Bis zum Titel waren es dabei nur zwei Spiele. Frankreich und Jugoslawien bzw. die Tschechoslowakei und die Sowjetunion bestritten jeweils die Halbfinalpartien, in denen sich die Sowjets und die Jugoslawen durchsetzten. Im Finale krönte sich dann die Sowjetunion am 10. Juli 1960 in Paris zum ersten gesamteuropäischen Champion der Nationalteams.
In derselben Stadt wird exakt 66 Jahre später der nun bereits 15. Europameister gekürt und anstatt der 17 Länder der ersten Stunde bewarben sich diesmal 53 um einen Platz in der Endrunde.
Nachdem seit einigen Jahren der Titelverteidiger, in diesem Fall Spanien, nicht mehr automatisch antreten kann, war es diesmal nur die Gastgebernation, die sicher für den Wettbewerb planen durfte.
Nach 268 Spielen in der Qualifikation standen die EM Teilnehmer fest
Zwischen dem 7. September 2014 und dem 17. November 2015 fanden insgesamt 268 Matches statt, bis die übrigen 23 Starter feststanden.
Dabei waren einige höher eingeschätzte Mannschaften bereits in der Ausscheidung gescheitert. So erging es etwa dem WM-Dritten aus den Niederlanden, den Dänen oder den Serben.

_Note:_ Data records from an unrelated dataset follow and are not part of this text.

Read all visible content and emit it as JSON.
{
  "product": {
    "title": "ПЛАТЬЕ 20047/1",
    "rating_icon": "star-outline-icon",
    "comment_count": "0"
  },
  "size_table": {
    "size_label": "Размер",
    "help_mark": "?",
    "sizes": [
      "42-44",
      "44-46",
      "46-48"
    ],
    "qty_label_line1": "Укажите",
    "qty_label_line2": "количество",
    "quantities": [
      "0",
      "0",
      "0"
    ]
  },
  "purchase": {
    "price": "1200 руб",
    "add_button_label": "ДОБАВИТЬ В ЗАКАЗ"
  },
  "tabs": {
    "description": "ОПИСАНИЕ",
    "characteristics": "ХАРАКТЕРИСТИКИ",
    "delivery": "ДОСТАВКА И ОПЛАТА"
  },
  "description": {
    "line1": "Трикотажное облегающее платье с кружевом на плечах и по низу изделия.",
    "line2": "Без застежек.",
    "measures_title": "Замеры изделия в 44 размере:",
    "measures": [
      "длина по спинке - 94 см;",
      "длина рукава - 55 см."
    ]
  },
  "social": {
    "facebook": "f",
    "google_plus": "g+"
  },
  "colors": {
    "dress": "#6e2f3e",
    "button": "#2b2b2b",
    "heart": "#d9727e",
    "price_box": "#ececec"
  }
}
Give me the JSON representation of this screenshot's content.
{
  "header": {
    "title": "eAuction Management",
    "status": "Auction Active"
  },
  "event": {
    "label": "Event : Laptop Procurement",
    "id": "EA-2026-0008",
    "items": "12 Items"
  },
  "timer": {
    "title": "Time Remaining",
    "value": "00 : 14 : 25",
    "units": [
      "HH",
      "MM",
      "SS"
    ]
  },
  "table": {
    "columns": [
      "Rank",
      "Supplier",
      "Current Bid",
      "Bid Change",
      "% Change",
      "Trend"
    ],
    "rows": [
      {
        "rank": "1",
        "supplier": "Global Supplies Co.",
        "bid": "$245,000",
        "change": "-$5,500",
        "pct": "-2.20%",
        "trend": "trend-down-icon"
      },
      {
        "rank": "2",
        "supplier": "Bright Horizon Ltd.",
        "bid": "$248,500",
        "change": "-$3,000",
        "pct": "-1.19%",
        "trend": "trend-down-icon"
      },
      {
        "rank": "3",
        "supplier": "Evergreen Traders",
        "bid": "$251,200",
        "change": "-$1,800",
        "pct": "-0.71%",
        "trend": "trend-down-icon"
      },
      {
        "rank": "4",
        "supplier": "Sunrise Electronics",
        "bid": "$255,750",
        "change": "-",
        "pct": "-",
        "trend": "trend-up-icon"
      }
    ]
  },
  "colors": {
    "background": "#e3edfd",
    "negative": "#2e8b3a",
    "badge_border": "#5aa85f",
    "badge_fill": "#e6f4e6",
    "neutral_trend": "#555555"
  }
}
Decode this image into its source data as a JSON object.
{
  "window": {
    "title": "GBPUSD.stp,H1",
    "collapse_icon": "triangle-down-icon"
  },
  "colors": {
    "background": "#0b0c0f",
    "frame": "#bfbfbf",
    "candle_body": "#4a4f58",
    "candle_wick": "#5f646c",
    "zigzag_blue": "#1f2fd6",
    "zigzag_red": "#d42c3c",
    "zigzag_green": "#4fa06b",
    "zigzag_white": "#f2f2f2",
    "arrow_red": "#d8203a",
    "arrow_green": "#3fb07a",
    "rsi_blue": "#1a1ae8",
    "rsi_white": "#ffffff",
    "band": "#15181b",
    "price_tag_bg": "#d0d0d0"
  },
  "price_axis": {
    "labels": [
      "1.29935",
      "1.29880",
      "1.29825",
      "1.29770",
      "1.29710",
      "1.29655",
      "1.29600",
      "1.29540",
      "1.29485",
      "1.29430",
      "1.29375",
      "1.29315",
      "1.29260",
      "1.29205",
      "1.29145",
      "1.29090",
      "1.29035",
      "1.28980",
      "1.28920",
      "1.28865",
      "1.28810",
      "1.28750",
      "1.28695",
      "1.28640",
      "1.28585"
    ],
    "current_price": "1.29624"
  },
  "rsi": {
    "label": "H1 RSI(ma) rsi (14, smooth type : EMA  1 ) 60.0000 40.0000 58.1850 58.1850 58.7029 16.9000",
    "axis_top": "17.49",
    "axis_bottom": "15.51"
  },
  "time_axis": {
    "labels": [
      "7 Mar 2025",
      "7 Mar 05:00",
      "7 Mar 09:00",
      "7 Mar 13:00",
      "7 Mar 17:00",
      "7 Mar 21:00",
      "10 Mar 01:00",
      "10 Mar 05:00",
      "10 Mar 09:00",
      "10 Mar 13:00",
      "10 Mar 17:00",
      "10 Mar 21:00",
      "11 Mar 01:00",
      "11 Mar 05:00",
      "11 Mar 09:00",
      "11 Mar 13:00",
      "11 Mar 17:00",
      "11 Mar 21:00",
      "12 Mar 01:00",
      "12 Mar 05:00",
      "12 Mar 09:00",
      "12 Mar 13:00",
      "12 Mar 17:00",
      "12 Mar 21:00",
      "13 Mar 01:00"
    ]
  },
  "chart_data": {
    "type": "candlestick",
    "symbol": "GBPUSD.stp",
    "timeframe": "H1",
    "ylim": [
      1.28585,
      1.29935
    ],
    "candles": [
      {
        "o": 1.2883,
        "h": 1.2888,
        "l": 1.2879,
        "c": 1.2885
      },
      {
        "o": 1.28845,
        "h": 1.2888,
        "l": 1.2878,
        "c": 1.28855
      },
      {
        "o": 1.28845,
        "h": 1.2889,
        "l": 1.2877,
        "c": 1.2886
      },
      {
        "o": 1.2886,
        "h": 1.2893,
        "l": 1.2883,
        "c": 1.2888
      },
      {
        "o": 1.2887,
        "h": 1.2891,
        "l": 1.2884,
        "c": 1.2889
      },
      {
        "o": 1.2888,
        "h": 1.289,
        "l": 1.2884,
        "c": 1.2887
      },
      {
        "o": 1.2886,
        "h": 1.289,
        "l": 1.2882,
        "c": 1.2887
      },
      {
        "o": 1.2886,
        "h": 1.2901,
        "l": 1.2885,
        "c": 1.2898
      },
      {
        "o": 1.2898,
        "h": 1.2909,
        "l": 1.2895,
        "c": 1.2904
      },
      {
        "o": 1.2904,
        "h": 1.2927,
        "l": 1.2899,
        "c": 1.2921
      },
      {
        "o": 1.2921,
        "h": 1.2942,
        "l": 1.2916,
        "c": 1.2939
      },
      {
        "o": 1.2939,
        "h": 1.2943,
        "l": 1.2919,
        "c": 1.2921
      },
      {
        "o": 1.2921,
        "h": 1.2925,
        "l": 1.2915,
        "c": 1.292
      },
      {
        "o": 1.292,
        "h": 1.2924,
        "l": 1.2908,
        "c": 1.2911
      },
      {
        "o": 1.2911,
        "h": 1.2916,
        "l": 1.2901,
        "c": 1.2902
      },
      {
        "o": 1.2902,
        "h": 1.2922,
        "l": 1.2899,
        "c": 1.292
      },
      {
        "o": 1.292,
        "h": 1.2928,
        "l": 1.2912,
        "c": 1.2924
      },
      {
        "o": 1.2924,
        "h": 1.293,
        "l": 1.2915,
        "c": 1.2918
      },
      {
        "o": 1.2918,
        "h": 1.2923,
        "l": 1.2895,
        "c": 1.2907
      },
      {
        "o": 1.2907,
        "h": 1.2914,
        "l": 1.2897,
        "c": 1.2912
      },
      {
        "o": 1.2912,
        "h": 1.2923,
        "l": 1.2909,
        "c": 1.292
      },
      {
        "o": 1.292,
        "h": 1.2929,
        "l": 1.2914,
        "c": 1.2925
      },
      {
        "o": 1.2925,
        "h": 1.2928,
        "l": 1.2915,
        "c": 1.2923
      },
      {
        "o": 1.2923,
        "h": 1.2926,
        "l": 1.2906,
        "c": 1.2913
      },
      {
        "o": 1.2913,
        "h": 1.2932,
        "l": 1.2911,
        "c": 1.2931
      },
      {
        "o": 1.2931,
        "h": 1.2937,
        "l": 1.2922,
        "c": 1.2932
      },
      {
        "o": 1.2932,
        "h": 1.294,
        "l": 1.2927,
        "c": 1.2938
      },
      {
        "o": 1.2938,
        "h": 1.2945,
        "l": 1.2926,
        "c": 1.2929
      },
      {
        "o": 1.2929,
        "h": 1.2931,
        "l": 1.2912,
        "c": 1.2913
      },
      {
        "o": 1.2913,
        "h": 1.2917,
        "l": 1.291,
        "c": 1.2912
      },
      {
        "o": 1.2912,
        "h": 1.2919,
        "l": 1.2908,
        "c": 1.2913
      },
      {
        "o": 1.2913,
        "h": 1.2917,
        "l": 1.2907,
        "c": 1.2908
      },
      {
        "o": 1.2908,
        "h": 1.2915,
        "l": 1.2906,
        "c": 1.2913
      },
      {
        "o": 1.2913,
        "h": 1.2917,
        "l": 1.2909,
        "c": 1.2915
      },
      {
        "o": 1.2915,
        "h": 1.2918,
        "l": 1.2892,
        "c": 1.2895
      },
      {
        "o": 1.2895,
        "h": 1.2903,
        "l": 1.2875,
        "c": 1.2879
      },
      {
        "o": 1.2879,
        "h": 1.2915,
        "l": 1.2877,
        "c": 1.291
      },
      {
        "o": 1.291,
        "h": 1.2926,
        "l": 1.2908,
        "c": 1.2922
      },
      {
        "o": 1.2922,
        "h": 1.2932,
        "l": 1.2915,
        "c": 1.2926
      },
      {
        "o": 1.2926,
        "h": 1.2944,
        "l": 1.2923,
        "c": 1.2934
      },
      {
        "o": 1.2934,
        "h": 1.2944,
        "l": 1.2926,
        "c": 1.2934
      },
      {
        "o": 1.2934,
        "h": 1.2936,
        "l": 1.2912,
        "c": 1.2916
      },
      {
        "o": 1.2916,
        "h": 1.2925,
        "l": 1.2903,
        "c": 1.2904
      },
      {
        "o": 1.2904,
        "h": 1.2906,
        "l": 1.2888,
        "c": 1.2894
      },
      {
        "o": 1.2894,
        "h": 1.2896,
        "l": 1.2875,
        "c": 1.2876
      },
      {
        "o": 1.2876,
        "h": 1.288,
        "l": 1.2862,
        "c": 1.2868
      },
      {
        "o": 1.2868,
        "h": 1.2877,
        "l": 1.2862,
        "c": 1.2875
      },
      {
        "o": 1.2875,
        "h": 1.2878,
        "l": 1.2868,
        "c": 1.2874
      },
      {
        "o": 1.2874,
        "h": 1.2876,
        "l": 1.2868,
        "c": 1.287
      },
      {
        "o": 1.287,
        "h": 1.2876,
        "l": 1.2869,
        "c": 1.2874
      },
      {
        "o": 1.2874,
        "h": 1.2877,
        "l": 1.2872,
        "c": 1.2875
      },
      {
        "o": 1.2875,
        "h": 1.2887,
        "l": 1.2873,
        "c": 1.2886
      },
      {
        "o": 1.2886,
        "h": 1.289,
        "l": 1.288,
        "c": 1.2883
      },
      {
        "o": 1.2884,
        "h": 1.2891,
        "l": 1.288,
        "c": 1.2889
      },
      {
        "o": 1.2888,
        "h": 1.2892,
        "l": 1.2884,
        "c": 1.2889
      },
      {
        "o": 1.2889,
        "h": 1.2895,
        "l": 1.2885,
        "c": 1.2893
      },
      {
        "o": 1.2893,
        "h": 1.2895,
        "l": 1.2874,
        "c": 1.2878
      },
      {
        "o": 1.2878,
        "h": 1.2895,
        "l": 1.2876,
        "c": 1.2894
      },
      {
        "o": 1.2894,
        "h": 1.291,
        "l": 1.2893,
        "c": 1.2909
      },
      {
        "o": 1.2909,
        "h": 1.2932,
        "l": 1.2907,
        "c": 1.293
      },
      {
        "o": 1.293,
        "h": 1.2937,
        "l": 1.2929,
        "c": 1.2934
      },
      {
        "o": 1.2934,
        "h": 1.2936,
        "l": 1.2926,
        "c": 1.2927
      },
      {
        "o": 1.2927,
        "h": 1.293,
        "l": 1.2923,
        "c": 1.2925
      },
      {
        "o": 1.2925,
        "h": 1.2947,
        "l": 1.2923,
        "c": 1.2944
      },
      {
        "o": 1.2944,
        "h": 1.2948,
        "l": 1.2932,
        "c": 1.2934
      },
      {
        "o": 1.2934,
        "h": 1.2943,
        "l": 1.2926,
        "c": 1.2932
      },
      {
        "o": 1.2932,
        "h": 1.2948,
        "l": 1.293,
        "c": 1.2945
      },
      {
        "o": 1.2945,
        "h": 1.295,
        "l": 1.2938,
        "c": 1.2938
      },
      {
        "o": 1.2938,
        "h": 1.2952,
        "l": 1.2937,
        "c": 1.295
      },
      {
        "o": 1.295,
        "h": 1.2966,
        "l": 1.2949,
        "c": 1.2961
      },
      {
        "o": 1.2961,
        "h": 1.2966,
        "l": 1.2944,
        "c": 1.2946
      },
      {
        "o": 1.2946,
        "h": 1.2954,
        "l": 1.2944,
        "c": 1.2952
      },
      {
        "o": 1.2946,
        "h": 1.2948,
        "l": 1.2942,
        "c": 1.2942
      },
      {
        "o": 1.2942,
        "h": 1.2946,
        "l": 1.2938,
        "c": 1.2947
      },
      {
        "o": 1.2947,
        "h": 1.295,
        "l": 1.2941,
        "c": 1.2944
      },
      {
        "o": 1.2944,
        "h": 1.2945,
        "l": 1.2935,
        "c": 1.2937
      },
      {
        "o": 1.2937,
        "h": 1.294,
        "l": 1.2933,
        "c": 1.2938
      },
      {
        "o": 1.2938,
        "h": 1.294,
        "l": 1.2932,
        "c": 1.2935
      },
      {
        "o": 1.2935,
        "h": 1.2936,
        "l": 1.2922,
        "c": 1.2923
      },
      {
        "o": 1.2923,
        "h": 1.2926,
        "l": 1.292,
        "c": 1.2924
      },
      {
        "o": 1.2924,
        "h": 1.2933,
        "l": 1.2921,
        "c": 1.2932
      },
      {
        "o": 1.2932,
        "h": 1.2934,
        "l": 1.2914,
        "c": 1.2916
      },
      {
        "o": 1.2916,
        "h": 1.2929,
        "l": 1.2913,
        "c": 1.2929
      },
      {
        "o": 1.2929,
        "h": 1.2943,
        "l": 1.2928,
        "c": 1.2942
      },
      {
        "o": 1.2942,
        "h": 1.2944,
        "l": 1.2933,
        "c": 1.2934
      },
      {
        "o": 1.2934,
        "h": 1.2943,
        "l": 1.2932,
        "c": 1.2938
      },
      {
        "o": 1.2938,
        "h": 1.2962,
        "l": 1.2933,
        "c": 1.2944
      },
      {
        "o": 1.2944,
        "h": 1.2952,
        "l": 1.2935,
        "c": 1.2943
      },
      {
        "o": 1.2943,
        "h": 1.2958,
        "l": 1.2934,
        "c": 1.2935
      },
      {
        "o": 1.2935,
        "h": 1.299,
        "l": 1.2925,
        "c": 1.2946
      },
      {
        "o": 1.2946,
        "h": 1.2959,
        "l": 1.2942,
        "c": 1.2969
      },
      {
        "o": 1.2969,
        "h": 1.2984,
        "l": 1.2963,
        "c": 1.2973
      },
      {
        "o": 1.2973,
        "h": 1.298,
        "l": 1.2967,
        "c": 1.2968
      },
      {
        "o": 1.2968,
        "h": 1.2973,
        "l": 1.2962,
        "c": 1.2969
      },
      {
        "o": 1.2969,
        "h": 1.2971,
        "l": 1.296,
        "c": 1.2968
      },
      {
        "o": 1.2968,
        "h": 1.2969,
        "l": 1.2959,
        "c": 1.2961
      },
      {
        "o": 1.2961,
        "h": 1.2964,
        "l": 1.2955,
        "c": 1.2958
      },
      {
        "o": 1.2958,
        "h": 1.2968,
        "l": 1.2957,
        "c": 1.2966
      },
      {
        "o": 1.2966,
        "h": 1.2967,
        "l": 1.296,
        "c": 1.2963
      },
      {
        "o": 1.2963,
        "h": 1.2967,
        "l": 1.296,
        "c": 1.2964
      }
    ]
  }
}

Andererseits kristallisierten sich einige Teams heraus, mit denen ab dem 10. Juni auf jeden Fall zu rechnen sein sollte, da sie hervorragende Leistungen geliefert hatten. Zu ihnen zählen etwa England, mit zehn Siegen in ebenso vielen Spielen, Spanien, das zu alter Stärke zurückgefunden und seine Gruppe souverän gewonnen hat, sowie Belgien.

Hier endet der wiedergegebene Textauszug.